Feature Engineering and Polynomial Discriminators

Feature engineering can be thought of as transforming input data through functions to create a larger vector for classification or separation.
Quadratic discrimination can be achieved by setting up linear inequalities in the variables P, Q, and R.
Separation by an ellipsoid can be used to identify a safe set of values for complex industrial processes.
Quartic and higher-degree polynomial discriminators can be found by iteratively increasing the degree until a successful separation is achieved.
The degree of a polynomial is a quasi-convex function, which allows for quasi-convex optimization.

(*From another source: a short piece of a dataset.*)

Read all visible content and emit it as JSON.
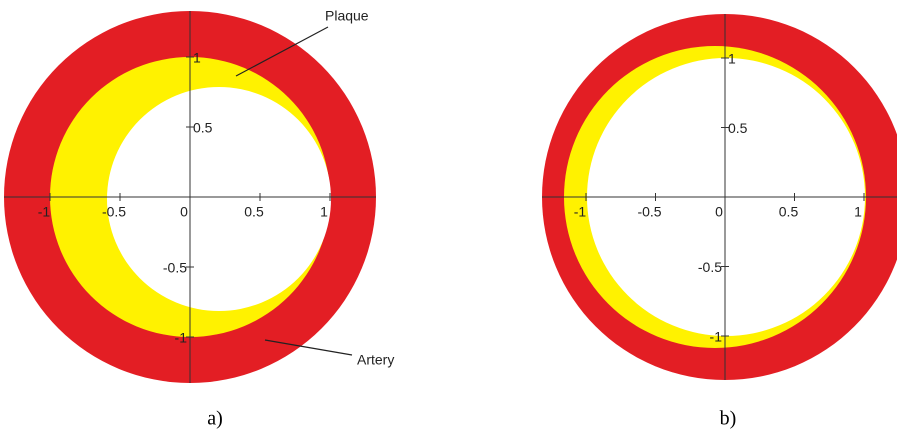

Placement and Facility Location Problems

Placement and facility location problems involve minimizing the sum of functions between pairs of points, with applications in warehouse location and circuit design.
Designing penalties and functions is a recurring theme in optimization problems.
Minimizing the Euclidean distance between connected points leads to a compact arrangement, while minimizing the sum of squared distances results in a more spread-out arrangement.

Numerical Linear Algebra

The importance of understanding numerical linear algebra is emphasized, as it provides insights into the complexity and efficiency of solving linear equations.
The current state-of-the-art algorithm for solving linear equations has a complexity of around 2.3, which is a significant improvement over the theoretical lower bound of N squared.
Floating-point operations (flops) are used to estimate the complexity of algorithms.
Vector operations are classified into three levels: BLAS level one, level two, and level three.
Sparse matrices have a special structure that can be exploited for efficient computations.
Low-rank factorization is another structure that can be used for efficient computations.
The complexity of matrix-matrix multiplication is n^2.8 in practice, which is more efficient than the theoretical complexity of n^3.
Matrix multiplication can be optimized for speed by breaking it down into smaller sub-blocks and utilizing the computer's cache hierarchy.
Modern computers can perform billions of floating-point operations per second, making matrix operations incredibly fast.
Solving triangular systems of equations is much faster than solving non-triangular systems, with a complexity of n^2 flops compared to n^3 flops.
Blocked implementations are used in practice for solving triangular systems, rather than solving them line by line.
To solve a linear system Ax = B, one can factorize A into a product of matrices that are easy to invert.
The inverse of A is then the product of the inverses of the factors in reverse order.
Solving Ax = B by this method involves a sequence of solves, each with one of the factors.
In the simplest cases, the factorization costs order n^3 flops, while the solve costs order n^2 flops.
Solving multiple sets of equations with the same coefficient matrix A can be done much faster than solving each set individually, due to factorization caching.
The LU factorization is a common choice for factorization, and it has a cost of n^3 flops.
The LU factorization is similar to Gaussian elimination, but it is not the way linear systems are actually solved in practice.
Multi-core processors can perform multiple tasks simultaneously.
The concept of blocking and non-blocking code remains the same regardless of the number of cores.